"At this time, we do not know the root cause or incidence rate of patient death, nor have we been able to definitively attribute the deaths to the devices or the insertion procedures for these devices", the FDA writes, adding that it is looking into two other deaths.
Since 2016 five people who have had balloons inserted into their stomachs to treat obesity have died. Intragastric balloons are created to treat obesity by taking up room in the stomach, making patients feel full.
In an August 10 letter to health care providers, the FDA says all five reports indicate that the deaths occurred within a month or less of balloon placement. Four reports involve Apollo-Endo Surgery's Orbera Intragarstric Balloon System, and one report involves ReShape Medical Inc.'s ReShape Integrated Dual Balloon System.
The ReShape balloon, approved by the FDA in June 2015, is inserted into a patient's stomach via their mouth to prevent surgical scarring. The object of the balloon is to reduce how much a person can eat by filling the stomach with the balloon, NBC News noted.
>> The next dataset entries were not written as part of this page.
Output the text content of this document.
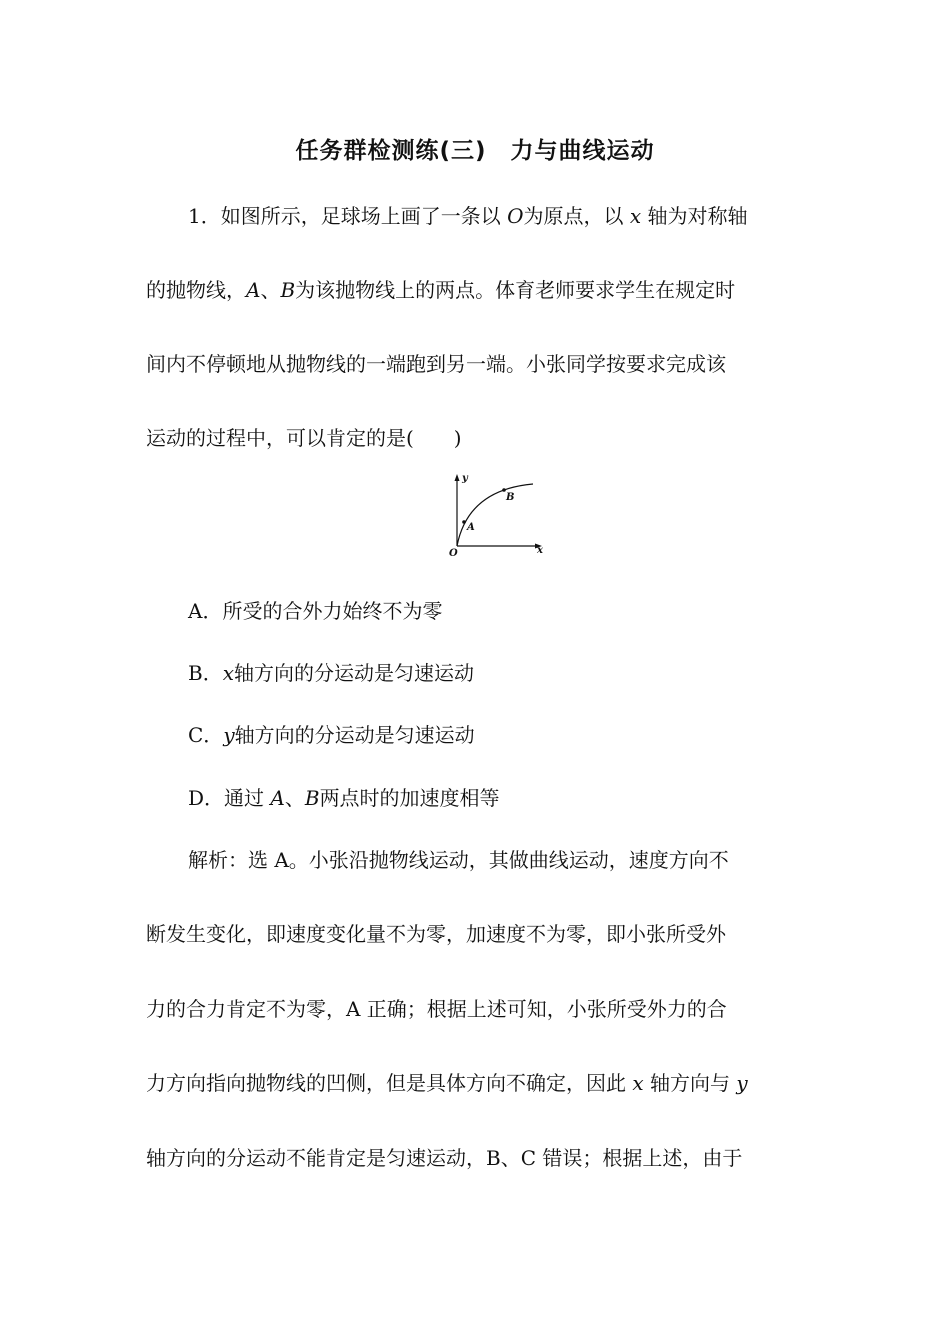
任务群检测练(三)　力与曲线运动
1．如图所示，足球场上画了一条以 O为原点，以 x 轴为对称轴
的抛物线，A、B为该抛物线上的两点。体育老师要求学生在规定时
间内不停顿地从抛物线的一端跑到另一端。小张同学按要求完成该
运动的过程中，可以肯定的是(　　)
y
x
O
A
B
A．所受的合外力始终不为零
B．x轴方向的分运动是匀速运动
C．y轴方向的分运动是匀速运动
D．通过 A、B两点时的加速度相等
解析：选 A。小张沿抛物线运动，其做曲线运动，速度方向不
断发生变化，即速度变化量不为零，加速度不为零，即小张所受外
力的合力肯定不为零，A 正确；根据上述可知，小张所受外力的合
力方向指向抛物线的凹侧，但是具体方向不确定，因此 x 轴方向与 y
轴方向的分运动不能肯定是匀速运动，B、C 错误；根据上述，由于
However, the agency has issued a warning to doctors treating patients with similar devices to monitor them closely.
According to Apollo Endo-Surgery, there has been one additional death of a person who received its device.
Apollo said it reported all five deaths of Orbera patients in the U.s., Mexico, Brazil and Great Britain to the FDA and has had no indication that any were related to the device or its insertion procedure.
The company has not received product-liability claims as a result of any of the deaths, it said. The FDA says it can't confirm the devices are responsible for the deaths. It states that of more than 277,000 devices distributed, there have been 21 reported deaths from January 1, 2006, through March 31, 2017.
"Patient safety is a key priority in everything we do at Apollo Endosurgery and we take adverse event reporting obligations related to our products very seriously", said Apollo Endosurgery CEO Todd Newton in a statement. ReShape is committed to supporting the continued safe and effective use of the dual balloon and is proactively communicating with physicians about this FDA update.